Tempted by the devil, they succumbed to the desire to be God. They sinned, and ate of the tree of the
knowledge of good and evil. Yet in eating, the only thing they learned was that
God was right. Sin brought death. It returned them to the ground out of which
Adam had been made. It returned them to
dust.
In the Fall,
all of mankind was plunged into sin and death.
Since the day of the Fall, sinful people have conceived and given birth
to sinful people (John 3:6). Sinful
people sin, and the result is always death since as Paul wrote, “For
the wages of sin is death” (Romans 6:23).
This is the brutal fact that
we confess on Ash Wednesday. We confess that we are sinners. We are not merely people who commit sin. We confess that we are by nature sinful and unclean.
Those who confess this have no hope of life with the holy God. Those who sin, die.
“Remember that you are dust,
and to dust you shall return.” These
words are spoken during the imposition of ashes on Ash Wednesday. Yet as the words are spoken, the ashes are
placed on the forehead in the shape of a
cross.

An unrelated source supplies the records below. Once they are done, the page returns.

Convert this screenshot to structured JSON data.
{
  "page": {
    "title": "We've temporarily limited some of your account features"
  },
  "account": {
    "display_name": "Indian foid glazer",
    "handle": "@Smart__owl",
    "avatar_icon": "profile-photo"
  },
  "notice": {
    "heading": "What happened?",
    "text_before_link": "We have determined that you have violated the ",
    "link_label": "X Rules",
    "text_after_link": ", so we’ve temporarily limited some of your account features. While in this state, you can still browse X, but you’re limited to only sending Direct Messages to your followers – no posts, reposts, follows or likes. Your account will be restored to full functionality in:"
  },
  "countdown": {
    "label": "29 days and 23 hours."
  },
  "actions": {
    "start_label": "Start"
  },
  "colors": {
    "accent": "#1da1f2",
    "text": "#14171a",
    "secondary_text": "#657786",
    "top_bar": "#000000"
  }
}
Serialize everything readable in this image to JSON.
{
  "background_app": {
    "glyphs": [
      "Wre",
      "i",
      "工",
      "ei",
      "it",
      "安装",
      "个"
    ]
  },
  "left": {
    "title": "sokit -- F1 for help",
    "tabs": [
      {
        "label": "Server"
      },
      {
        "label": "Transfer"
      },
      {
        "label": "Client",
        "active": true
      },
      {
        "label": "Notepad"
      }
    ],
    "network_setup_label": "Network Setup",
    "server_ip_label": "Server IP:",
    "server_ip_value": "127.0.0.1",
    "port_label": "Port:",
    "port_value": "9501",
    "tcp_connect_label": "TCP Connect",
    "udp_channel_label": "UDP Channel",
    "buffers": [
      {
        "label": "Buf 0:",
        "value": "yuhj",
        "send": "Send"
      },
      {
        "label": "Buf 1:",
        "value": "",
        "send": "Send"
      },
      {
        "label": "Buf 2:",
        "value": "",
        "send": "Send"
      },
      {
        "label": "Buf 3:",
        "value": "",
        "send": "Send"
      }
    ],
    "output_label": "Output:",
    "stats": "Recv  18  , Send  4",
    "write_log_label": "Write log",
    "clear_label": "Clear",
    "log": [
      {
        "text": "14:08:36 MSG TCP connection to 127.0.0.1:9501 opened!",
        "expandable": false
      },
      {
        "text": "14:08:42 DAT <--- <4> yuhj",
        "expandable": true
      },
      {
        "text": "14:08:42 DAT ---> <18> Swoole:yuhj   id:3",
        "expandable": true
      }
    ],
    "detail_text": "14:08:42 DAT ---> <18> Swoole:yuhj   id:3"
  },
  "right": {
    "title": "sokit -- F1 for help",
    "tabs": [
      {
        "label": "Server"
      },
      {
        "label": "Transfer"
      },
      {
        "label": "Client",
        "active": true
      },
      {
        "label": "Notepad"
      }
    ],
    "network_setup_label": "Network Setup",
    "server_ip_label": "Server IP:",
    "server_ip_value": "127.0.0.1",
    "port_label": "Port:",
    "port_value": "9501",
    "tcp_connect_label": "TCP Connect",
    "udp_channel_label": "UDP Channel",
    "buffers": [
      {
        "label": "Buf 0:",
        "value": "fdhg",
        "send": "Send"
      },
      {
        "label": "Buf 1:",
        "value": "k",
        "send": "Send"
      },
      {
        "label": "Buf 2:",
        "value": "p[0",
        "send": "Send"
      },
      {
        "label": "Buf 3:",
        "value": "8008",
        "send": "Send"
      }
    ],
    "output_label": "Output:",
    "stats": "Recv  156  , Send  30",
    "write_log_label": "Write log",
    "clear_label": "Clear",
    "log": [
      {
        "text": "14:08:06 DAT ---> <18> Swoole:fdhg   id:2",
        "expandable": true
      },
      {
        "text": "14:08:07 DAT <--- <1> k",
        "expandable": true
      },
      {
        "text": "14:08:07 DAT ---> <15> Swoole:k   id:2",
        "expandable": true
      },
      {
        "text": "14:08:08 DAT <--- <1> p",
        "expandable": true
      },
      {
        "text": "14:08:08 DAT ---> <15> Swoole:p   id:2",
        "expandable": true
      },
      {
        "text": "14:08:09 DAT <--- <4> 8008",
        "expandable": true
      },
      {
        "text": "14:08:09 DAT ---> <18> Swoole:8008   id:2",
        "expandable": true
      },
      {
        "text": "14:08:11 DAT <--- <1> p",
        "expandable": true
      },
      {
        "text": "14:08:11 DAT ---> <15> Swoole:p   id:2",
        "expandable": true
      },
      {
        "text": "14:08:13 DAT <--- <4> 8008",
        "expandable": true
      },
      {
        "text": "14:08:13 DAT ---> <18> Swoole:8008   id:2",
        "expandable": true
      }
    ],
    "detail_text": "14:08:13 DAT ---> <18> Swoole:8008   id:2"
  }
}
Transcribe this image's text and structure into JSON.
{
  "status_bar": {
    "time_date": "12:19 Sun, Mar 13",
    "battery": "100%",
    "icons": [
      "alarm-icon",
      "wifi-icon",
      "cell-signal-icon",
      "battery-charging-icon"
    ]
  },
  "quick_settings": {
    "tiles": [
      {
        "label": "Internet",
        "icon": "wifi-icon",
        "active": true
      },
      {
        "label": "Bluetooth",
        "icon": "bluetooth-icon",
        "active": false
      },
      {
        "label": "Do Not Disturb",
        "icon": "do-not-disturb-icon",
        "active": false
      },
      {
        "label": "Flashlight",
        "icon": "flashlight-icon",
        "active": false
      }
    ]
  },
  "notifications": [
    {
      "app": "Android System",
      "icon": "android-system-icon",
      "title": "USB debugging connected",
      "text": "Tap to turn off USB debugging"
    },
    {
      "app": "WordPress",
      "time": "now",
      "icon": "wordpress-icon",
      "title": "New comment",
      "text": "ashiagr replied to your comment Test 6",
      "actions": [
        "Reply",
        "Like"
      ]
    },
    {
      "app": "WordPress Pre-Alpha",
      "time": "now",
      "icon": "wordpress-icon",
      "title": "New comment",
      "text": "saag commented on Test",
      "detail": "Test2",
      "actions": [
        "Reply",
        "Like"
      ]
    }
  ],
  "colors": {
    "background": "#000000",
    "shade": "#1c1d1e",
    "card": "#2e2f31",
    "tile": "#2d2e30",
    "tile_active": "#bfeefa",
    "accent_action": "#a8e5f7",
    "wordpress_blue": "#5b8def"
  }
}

Those who are by nature
sinful and unclean have no hope, so God the Father sent His sinless Son into
the world in the incarnation. The tree
that had been the means of the Fall became the means by which God freed us from
sin. Paul wrote, “Christ
redeemed us from the curse of the law by becoming a curse for us--for it is
written, “‘Cursed is everyone who is hanged on a tree’” (Galatians 3:13).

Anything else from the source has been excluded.